This month marks a significant change in the way that the Department of Defense ensures data protection from the threat of cyberattacks. As of this year, Department of Defense (DoD) contractors will be required to obtain Cybersecurity Maturity Model Certification (CMMC) to prove that they are equipped to handle DoD data securely. The introduction of the final version of the CMMC in January 2020 is a major effort by the Department of Defense (DoD) to improve cybersecurity.
To fully protect Controlled Unclassified Information (CUI) and US Federal Contract Information (FCI) from further data breaches, all parties involved in the DoD supply chain will now require Cybersecurity Maturity Model Certification (CMMC). It is believed that the changes will impact around 300,000 contractors that make up the DoD supply chain.
The Office of the Undersecretary of Defense for Acquisition and Sustainment (OUSD (A&S)) began to put together the CMMC in March 2019. Draft versions of the CMMC were released to the public for feedback in September 2019 and November 2019. Based on the feedback received on the drafts by the industry, there were a number of changes made. The final version of the CMMC, version 1.0, will be released to the public by the end of January 2020.
CMMC builds upon the existing DFARS 252.204-7012 regulations, which DoD contractors were required to comply with on a self-regulatory basis. To further improve cybersecurity and to help protect against data breaches, the DoD introduced the Cybersecurity Maturity Model Certification (CMMC).

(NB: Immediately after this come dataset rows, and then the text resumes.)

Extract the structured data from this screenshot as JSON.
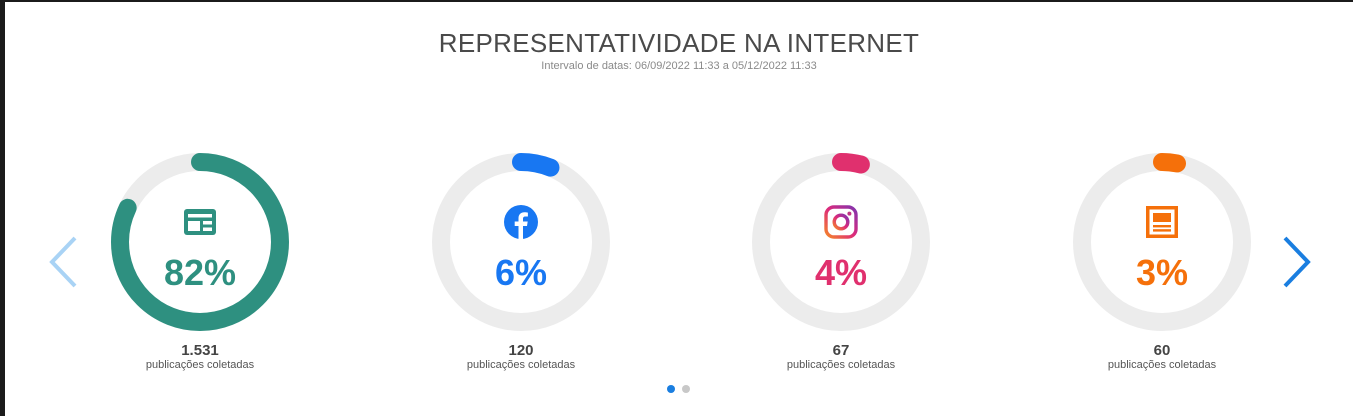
{
  "header": {
    "title": "REPRESENTATIVIDADE NA INTERNET",
    "subtitle": "Intervalo de datas: 06/09/2022 11:33 a 05/12/2022 11:33"
  },
  "cards": [
    {
      "percent_label": "82%",
      "percent": 82,
      "count": "1.531",
      "label": "publicações coletadas",
      "icon": "news-site-icon",
      "color": "#2e9080"
    },
    {
      "percent_label": "6%",
      "percent": 6,
      "count": "120",
      "label": "publicações coletadas",
      "icon": "facebook-icon",
      "color": "#1877f2"
    },
    {
      "percent_label": "4%",
      "percent": 4,
      "count": "67",
      "label": "publicações coletadas",
      "icon": "instagram-icon",
      "color": "#e0306e"
    },
    {
      "percent_label": "3%",
      "percent": 3,
      "count": "60",
      "label": "publicações coletadas",
      "icon": "newspaper-icon",
      "color": "#f5700a"
    }
  ],
  "colors": {
    "track": "#ececec",
    "arrow_prev": "#a9d3f5",
    "arrow_next": "#1a7ee0",
    "dot_active": "#1a7ee0",
    "dot_inactive": "#c8c8c8"
  },
  "pagination": {
    "total": 2,
    "active": 0
  }
}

Under CMMC regulations, the DoD supply chain will no longer be self-regulated. This month’s introduction of the CMMC requires DoD contractors and subcontractors to be verified to ensure they meet the required cybersecurity standards. To achieve certification, contractors and suppliers will need to receive a CMMC Audit. The CMMC audits will be carried out by an accredited, independent third-party assessor.
DoD contractors will be assessed against five CMMC levels, known as Levels 1–5. Level 1 is described as Basic Cyber Hygiene, Level 2 as Intermediate Cyber Hygiene, Level 3 as Good Cyber Hygiene, Level 4 as Proactive, and Level 5 as Advanced/Progressive.

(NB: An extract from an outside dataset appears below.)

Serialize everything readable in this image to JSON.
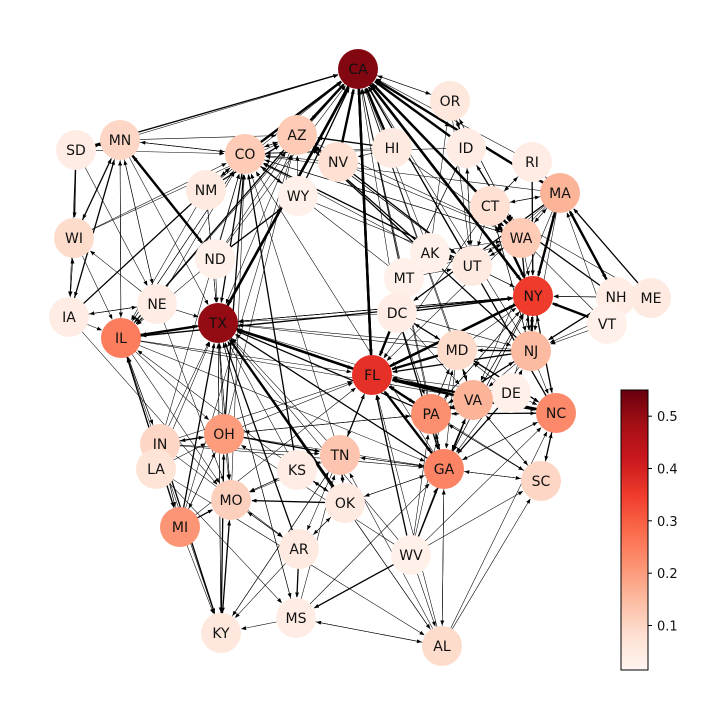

Contractors must meet both the required CMMC level for their business as well as all levels beneath it. Introducing CMMC Levels 1–5 enables the Department of Defense to ensure that contractors have the appropriate cybersecurity controls in place to match the level of risk related to the information that they handle.
As different levels of suppliers require different levels of security certification, businesses will be responsible for notifying the assessor of the level of certification that they require. The assessor will then verify the level of security certification that the business must meet.
To continue to act as a supplier to the DoD, businesses must reach the appropriate level of security needed for their business requirements. Without achieving the required level of certification, companies cannot be considered for DoD contracts. It is not yet clear how frequently suppliers and contractors will need to be assessed by the third-party auditors.
While the final version of the CMMC will be released to the public in January 2020, the industry will begin to see audits for the CMMC requirements beginning in June 2020. The CMMC requirements will be part of Requests for Information (RFI). In order to bid for new contracts, contractors will need to ensure that they meet the appropriate CMMC level requirements to be considered as a candidate for the contract.
This month’s release of the CMMC means that DoD contractors must familiarize themselves with the CMMC and take steps to comply with the new regulations. Failure to comply could lead to loss of their contracts with the DoD, resulting in potentially significant losses of business earnings for contractors.
To maintain their DoD contracts, it is vital that businesses begin to prepare for the new CMMC regulations as soon as possible. Reviewing current cybersecurity measures included in previous versions of the CMMC and upholding DFARS compliance is a crucial part of the preparation to help ensure that contracts are not lost as a result of not meeting standards.
While some companies have begun working towards compliance, many others still lack preparation. Contractors who lack the resources to comply in-house may opt to consult with a CMMC compliance company who understands the new CMMC regulations can help make sure the contractor is prepared to pass an upcoming CMMC audit.